Bankruptcy for many is a last-ditch effort to get out of debt. When there are more bills in a month than income, it is impossible to pay everything due.
Bankruptcy is a way for a person who is in financial trouble to get a fresh start. It is a court process that results in settling some debts and discharging others. Chapter 13 is one type of bankruptcy that a person with regular income may want to consider.
Chapter 13 reorganizes debt
Some bankruptcy filings require the liquidation of assets to settle debts. Chapter 13 differs in that it restructures debts to allow for a gainfully employed person to make reasonable payments each month. The trustee goes through all debts and places them in order of importance. Those that are secure, such as car loans and mortgages, remain at the top of the priority list. Unsecured debts, such as credit cards, do not receive the same attention in bankruptcy. The trustee negotiates a realistic monthly payment.

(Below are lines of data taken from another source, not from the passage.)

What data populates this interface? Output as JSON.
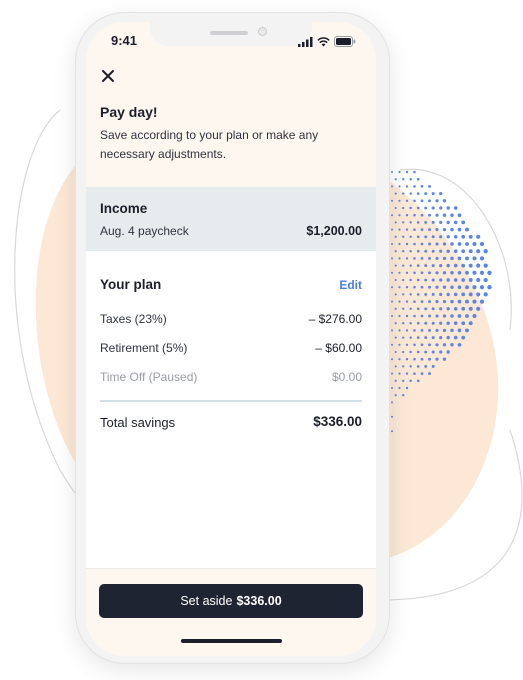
{
  "status_bar": {
    "time": "9:41"
  },
  "header": {
    "title": "Pay day!",
    "subtitle": "Save according to your plan or make any necessary adjustments."
  },
  "income": {
    "title": "Income",
    "source": "Aug. 4 paycheck",
    "amount": "$1,200.00"
  },
  "plan": {
    "title": "Your plan",
    "edit_label": "Edit",
    "rows": [
      {
        "label": "Taxes (23%)",
        "amount": "– $276.00",
        "muted": false
      },
      {
        "label": "Retirement (5%)",
        "amount": "– $60.00",
        "muted": false
      },
      {
        "label": "Time Off (Paused)",
        "amount": "$0.00",
        "muted": true
      }
    ],
    "total_label": "Total savings",
    "total_amount": "$336.00"
  },
  "cta": {
    "prefix": "Set aside",
    "amount": "$336.00"
  },
  "colors": {
    "accent": "#4a7fe0",
    "button": "#1f2433",
    "income_bg": "#e6ecee",
    "screen_bg": "#fdf7f0",
    "blob": "#fce8d5"
  }
}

Chapter 13 expires within a few years
One element of a Chapter 13 bankruptcy is that the time to make payments has an end. The court will order the payment plan to continue for three to five years. The length of time depends on the income bracket the person falls into. If the debtor makes all payments, the court may discharge the remaining debt at the end of the plan.
Bankruptcy is a choice that may change the course of a person’s life. A clean financial slate may help ease stress and eventually charts a new course forward.